The nights were the hardest because she was a widow without a husband to protect her. After Caleb had died, the relentless fear had seized her in its deadly talons each and every night. She was easy prey for thieves or ornery men looking to steal valuables and the virtue of a woman alone. Once the sun rose, she felt safer and less defenceless. The man walked up to the wooden porch and stopped. Perhaps she should have blown out the candles, but there had been no time. The loud spring storm had prevented Brownie from hearing the stranger’s approach until it was too late.
With such long legs, he was at the door in two long strides. When he raised his fist and banged on it, a cold shiver slid down her spine. Maggie hoisted the gun higher.
“Hello?” the stranger called out in a booming voice.
Travellers often sought shelter from the country folk who lived in Montana Territory. In the two years since Caleb’s passing, not one stranger had approached the cabin after dark.
“I need a place to sleep for the night.”
The man’s deep voice was drowned out by another loud crack of thunder. The door rattled. With clammy palms, she lifted the gun another notch. She brought the gun to her shoulder, while Brownie barked in protest.
“I can be trusted,” he hollered over the storm’s noise and Brownie’s barking. “I need shelter.

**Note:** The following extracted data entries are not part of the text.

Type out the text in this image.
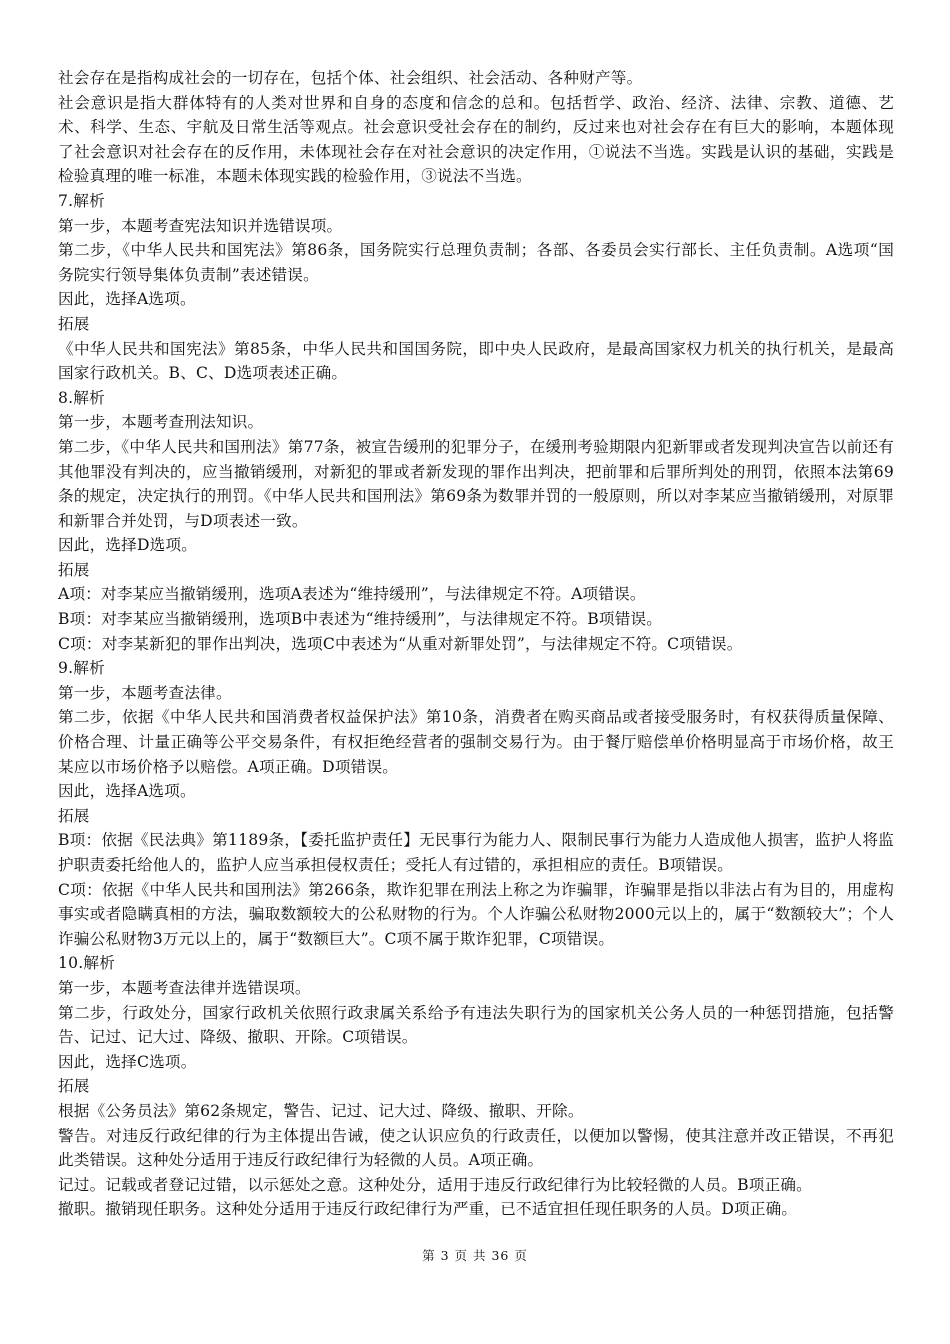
社会存在是指构成社会的一切存在，包括个体、社会组织、社会活动、各种财产等。

社会意识是指大群体特有的人类对世界和自身的态度和信念的总和。包括哲学、政治、经济、法律、宗教、道德、艺术、科学、生态、宇航及日常生活等观点。社会意识受社会存在的制约，反过来也对社会存在有巨大的影响，本题体现了社会意识对社会存在的反作用，未体现社会存在对社会意识的决定作用，①说法不当选。实践是认识的基础，实践是检验真理的唯一标准，本题未体现实践的检验作用，③说法不当选。

7.解析

第一步，本题考查宪法知识并选错误项。

第二步，《中华人民共和国宪法》第86条，国务院实行总理负责制；各部、各委员会实行部长、主任负责制。A选项“国务院实行领导集体负责制”表述错误。

因此，选择A选项。

拓展

《中华人民共和国宪法》第85条，中华人民共和国国务院，即中央人民政府，是最高国家权力机关的执行机关，是最高国家行政机关。B、C、D选项表述正确。

8.解析

第一步，本题考查刑法知识。

第二步，《中华人民共和国刑法》第77条，被宣告缓刑的犯罪分子，在缓刑考验期限内犯新罪或者发现判决宣告以前还有其他罪没有判决的，应当撤销缓刑，对新犯的罪或者新发现的罪作出判决，把前罪和后罪所判处的刑罚，依照本法第69条的规定，决定执行的刑罚。《中华人民共和国刑法》第69条为数罪并罚的一般原则，所以对李某应当撤销缓刑，对原罪和新罪合并处罚，与D项表述一致。

因此，选择D选项。

拓展

A项：对李某应当撤销缓刑，选项A表述为“维持缓刑”，与法律规定不符。A项错误。

B项：对李某应当撤销缓刑，选项B中表述为“维持缓刑”，与法律规定不符。B项错误。

C项：对李某新犯的罪作出判决，选项C中表述为“从重对新罪处罚”，与法律规定不符。C项错误。

9.解析

第一步，本题考查法律。

第二步，依据《中华人民共和国消费者权益保护法》第10条，消费者在购买商品或者接受服务时，有权获得质量保障、价格合理、计量正确等公平交易条件，有权拒绝经营者的强制交易行为。由于餐厅赔偿单价格明显高于市场价格，故王某应以市场价格予以赔偿。A项正确。D项错误。

因此，选择A选项。

拓展

B项：依据《民法典》第1189条，【委托监护责任】无民事行为能力人、限制民事行为能力人造成他人损害，监护人将监护职责委托给他人的，监护人应当承担侵权责任；受托人有过错的，承担相应的责任。B项错误。

C项：依据《中华人民共和国刑法》第266条，欺诈犯罪在刑法上称之为诈骗罪，诈骗罪是指以非法占有为目的，用虚构事实或者隐瞒真相的方法，骗取数额较大的公私财物的行为。个人诈骗公私财物2000元以上的，属于“数额较大”；个人诈骗公私财物3万元以上的，属于“数额巨大”。C项不属于欺诈犯罪，C项错误。

10.解析

第一步，本题考查法律并选错误项。

第二步，行政处分，国家行政机关依照行政隶属关系给予有违法失职行为的国家机关公务人员的一种惩罚措施，包括警告、记过、记大过、降级、撤职、开除。C项错误。

因此，选择C选项。

拓展

根据《公务员法》第62条规定，警告、记过、记大过、降级、撤职、开除。

警告。对违反行政纪律的行为主体提出告诫，使之认识应负的行政责任，以便加以警惕，使其注意并改正错误，不再犯此类错误。这种处分适用于违反行政纪律行为轻微的人员。A项正确。

记过。记载或者登记过错，以示惩处之意。这种处分，适用于违反行政纪律行为比较轻微的人员。B项正确。

撤职。撤销现任职务。这种处分适用于违反行政纪律行为严重，已不适宜担任现任职务的人员。D项正确。

第 3 页 共 36 页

I would be much obliged if you could put me up for the night.”
Not all strangers were mean and ornery or murderers and thieves. Several weeks ago, she had put up a young couple for a few days on their way to Oregon. She had enjoyed the young woman’s company while her husband had fixed the leaky barn roof.
“Who are you?” Maggie called.
“My name is Jacob, ma’am.”
Jacob was a good Christian name. She took a step towards the door but immediately stopped when the man said, “Rafe Jacob.”
Rafe? The man’s name didn’t sound Christian to her. Not that she was a practicing Christian any more. She had been soured on Sunday meetings after the senseless death of her husband.